Department of Biochemistry and Molecular Biology, Center for Comparative Genomics and Bioinformatics, 304 Wartik Laboratory, The Pennsylvania State University, University Park, Pennsylvania 16802, USA.
Nat Rev Genet. 2012 Jun 18;13(7):469-83. doi: 10.1038/nrg3242.

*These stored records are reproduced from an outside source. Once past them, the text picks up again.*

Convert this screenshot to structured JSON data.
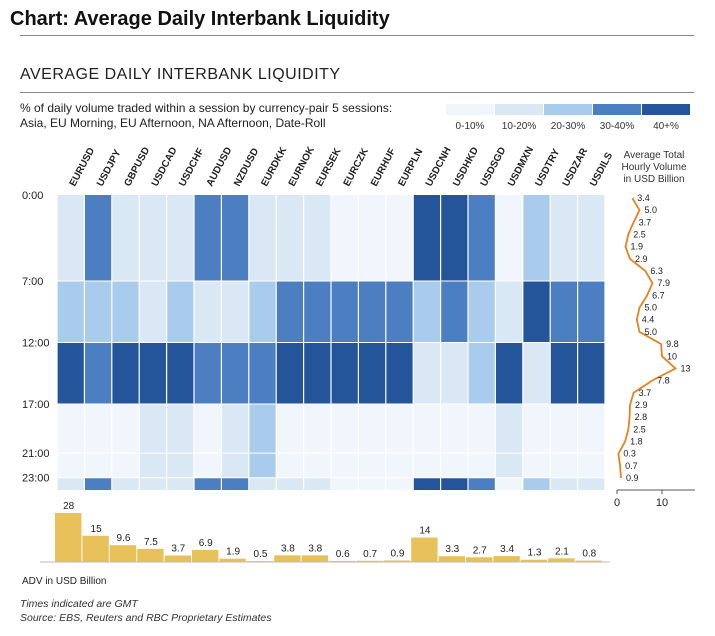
{
  "page_title": "Chart: Average Daily Interbank Liquidity",
  "chart_title": "AVERAGE DAILY INTERBANK LIQUIDITY",
  "subtitle": "% of daily volume traded within a session by currency-pair 5 sessions: Asia, EU Morning, EU Afternoon, NA Afternoon, Date-Roll",
  "legend": [
    {
      "label": "0-10%",
      "color": "#f1f6fc"
    },
    {
      "label": "10-20%",
      "color": "#dae8f6"
    },
    {
      "label": "20-30%",
      "color": "#aaccec"
    },
    {
      "label": "30-40%",
      "color": "#4b7fc1"
    },
    {
      "label": "40+%",
      "color": "#24559a"
    }
  ],
  "footnotes": [
    "Times indicated are GMT",
    "Source: EBS, Reuters and RBC Proprietary Estimates"
  ],
  "chart_data": [
    {
      "type": "heatmap",
      "title": "AVERAGE DAILY INTERBANK LIQUIDITY",
      "x_categories": [
        "EURUSD",
        "USDJPY",
        "GBPUSD",
        "USDCAD",
        "USDCHF",
        "AUDUSD",
        "NZDUSD",
        "EURDKK",
        "EURNOK",
        "EURSEK",
        "EURCZK",
        "EURHUF",
        "EURPLN",
        "USDCNH",
        "USDHKD",
        "USDSGD",
        "USDMXN",
        "USDTRY",
        "USDZAR",
        "USDILS"
      ],
      "y_tick_labels": [
        "0:00",
        "7:00",
        "12:00",
        "17:00",
        "21:00",
        "23:00"
      ],
      "sessions": [
        {
          "start": "0:00",
          "end": "7:00",
          "levels": [
            1,
            3,
            1,
            1,
            1,
            3,
            3,
            1,
            1,
            1,
            0,
            0,
            0,
            4,
            4,
            3,
            0,
            2,
            1,
            1
          ]
        },
        {
          "start": "7:00",
          "end": "12:00",
          "levels": [
            2,
            2,
            2,
            1,
            2,
            1,
            1,
            2,
            3,
            3,
            3,
            3,
            3,
            2,
            3,
            2,
            1,
            4,
            3,
            3
          ]
        },
        {
          "start": "12:00",
          "end": "17:00",
          "levels": [
            4,
            3,
            4,
            4,
            4,
            3,
            3,
            3,
            4,
            4,
            4,
            4,
            4,
            1,
            1,
            2,
            4,
            1,
            4,
            4
          ]
        },
        {
          "start": "17:00",
          "end": "23:00",
          "levels": [
            0,
            0,
            0,
            1,
            1,
            0,
            1,
            2,
            0,
            0,
            0,
            0,
            0,
            0,
            0,
            0,
            1,
            0,
            0,
            0
          ]
        },
        {
          "start": "23:00",
          "end": "24:00",
          "levels": [
            1,
            3,
            1,
            1,
            1,
            3,
            3,
            1,
            1,
            1,
            0,
            0,
            0,
            4,
            4,
            3,
            0,
            2,
            1,
            1
          ]
        }
      ]
    },
    {
      "type": "bar",
      "xlabel": "ADV in USD Billion",
      "categories": [
        "EURUSD",
        "USDJPY",
        "GBPUSD",
        "USDCAD",
        "USDCHF",
        "AUDUSD",
        "NZDUSD",
        "EURDKK",
        "EURNOK",
        "EURSEK",
        "EURCZK",
        "EURHUF",
        "EURPLN",
        "USDCNH",
        "USDHKD",
        "USDSGD",
        "USDMXN",
        "USDTRY",
        "USDZAR",
        "USDILS"
      ],
      "values": [
        28,
        15,
        9.6,
        7.5,
        3.7,
        6.9,
        1.9,
        0.5,
        3.8,
        3.8,
        0.6,
        0.7,
        0.9,
        14,
        3.3,
        2.7,
        3.4,
        1.3,
        2.1,
        0.8
      ],
      "labels": [
        "28",
        "15",
        "9.6",
        "7.5",
        "3.7",
        "6.9",
        "1.9",
        "0.5",
        "3.8",
        "3.8",
        "0.6",
        "0.7",
        "0.9",
        "14",
        "3.3",
        "2.7",
        "3.4",
        "1.3",
        "2.1",
        "0.8"
      ],
      "color": "#e8c15a"
    },
    {
      "type": "line",
      "title": "Average Total Hourly Volume in USD Billion",
      "x_ticks": [
        "0",
        "10"
      ],
      "xlim": [
        0,
        15
      ],
      "hours": [
        0,
        1,
        2,
        3,
        4,
        5,
        6,
        7,
        8,
        9,
        10,
        11,
        12,
        13,
        14,
        15,
        16,
        17,
        18,
        19,
        20,
        21,
        22,
        23
      ],
      "values": [
        3.4,
        5.0,
        3.7,
        2.5,
        1.9,
        2.9,
        6.3,
        7.9,
        6.7,
        5.0,
        4.4,
        5.0,
        9.8,
        10,
        13,
        7.8,
        3.7,
        2.9,
        2.8,
        2.5,
        1.8,
        0.3,
        0.7,
        0.9
      ],
      "labels": [
        "3.4",
        "5.0",
        "3.7",
        "2.5",
        "1.9",
        "2.9",
        "6.3",
        "7.9",
        "6.7",
        "5.0",
        "4.4",
        "5.0",
        "9.8",
        "10",
        "13",
        "7.8",
        "3.7",
        "2.9",
        "2.8",
        "2.5",
        "1.8",
        "0.3",
        "0.7",
        "0.9"
      ],
      "color": "#e8821e"
    }
  ]
}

Differential gene expression is the fundamental mechanism underlying animal development and cell differentiation. However, it is a challenge to identify comprehensively and accurately the DNA sequences that are required to regulate gene expression: namely, cis-regulatory modules (CRMs). Three major features, either singly or in combination, are used to predict CRMs: clusters of transcription factor binding site motifs, non-coding DNA that is under evolutionary constraint and biochemical marks associated with CRMs, such as histone modifications and protein occupancy. The validation rates for predictions indicate that identifying diagnostic biochemical marks is the most reliable method, and understanding is enhanced by the analysis of motifs and conservation patterns within those predicted CRMs.
差异基因表达是动物发育和细胞分化的基础机制。然而,全面准确地识别调控基因表达所需的 DNA 序列(即顺式调控模块(CRMs))是一项挑战。预测 CRMs 主要使用三个特征,单独或组合使用:转录因子结合位点基序簇、受进化约束的非编码 DNA 和与 CRMs 相关的生化标记,如组蛋白修饰和蛋白质占据。预测的验证率表明,鉴定诊断性生化标记是最可靠的方法,通过分析预测的 CRMs 中的基序和保守模式,可以增强对其的理解。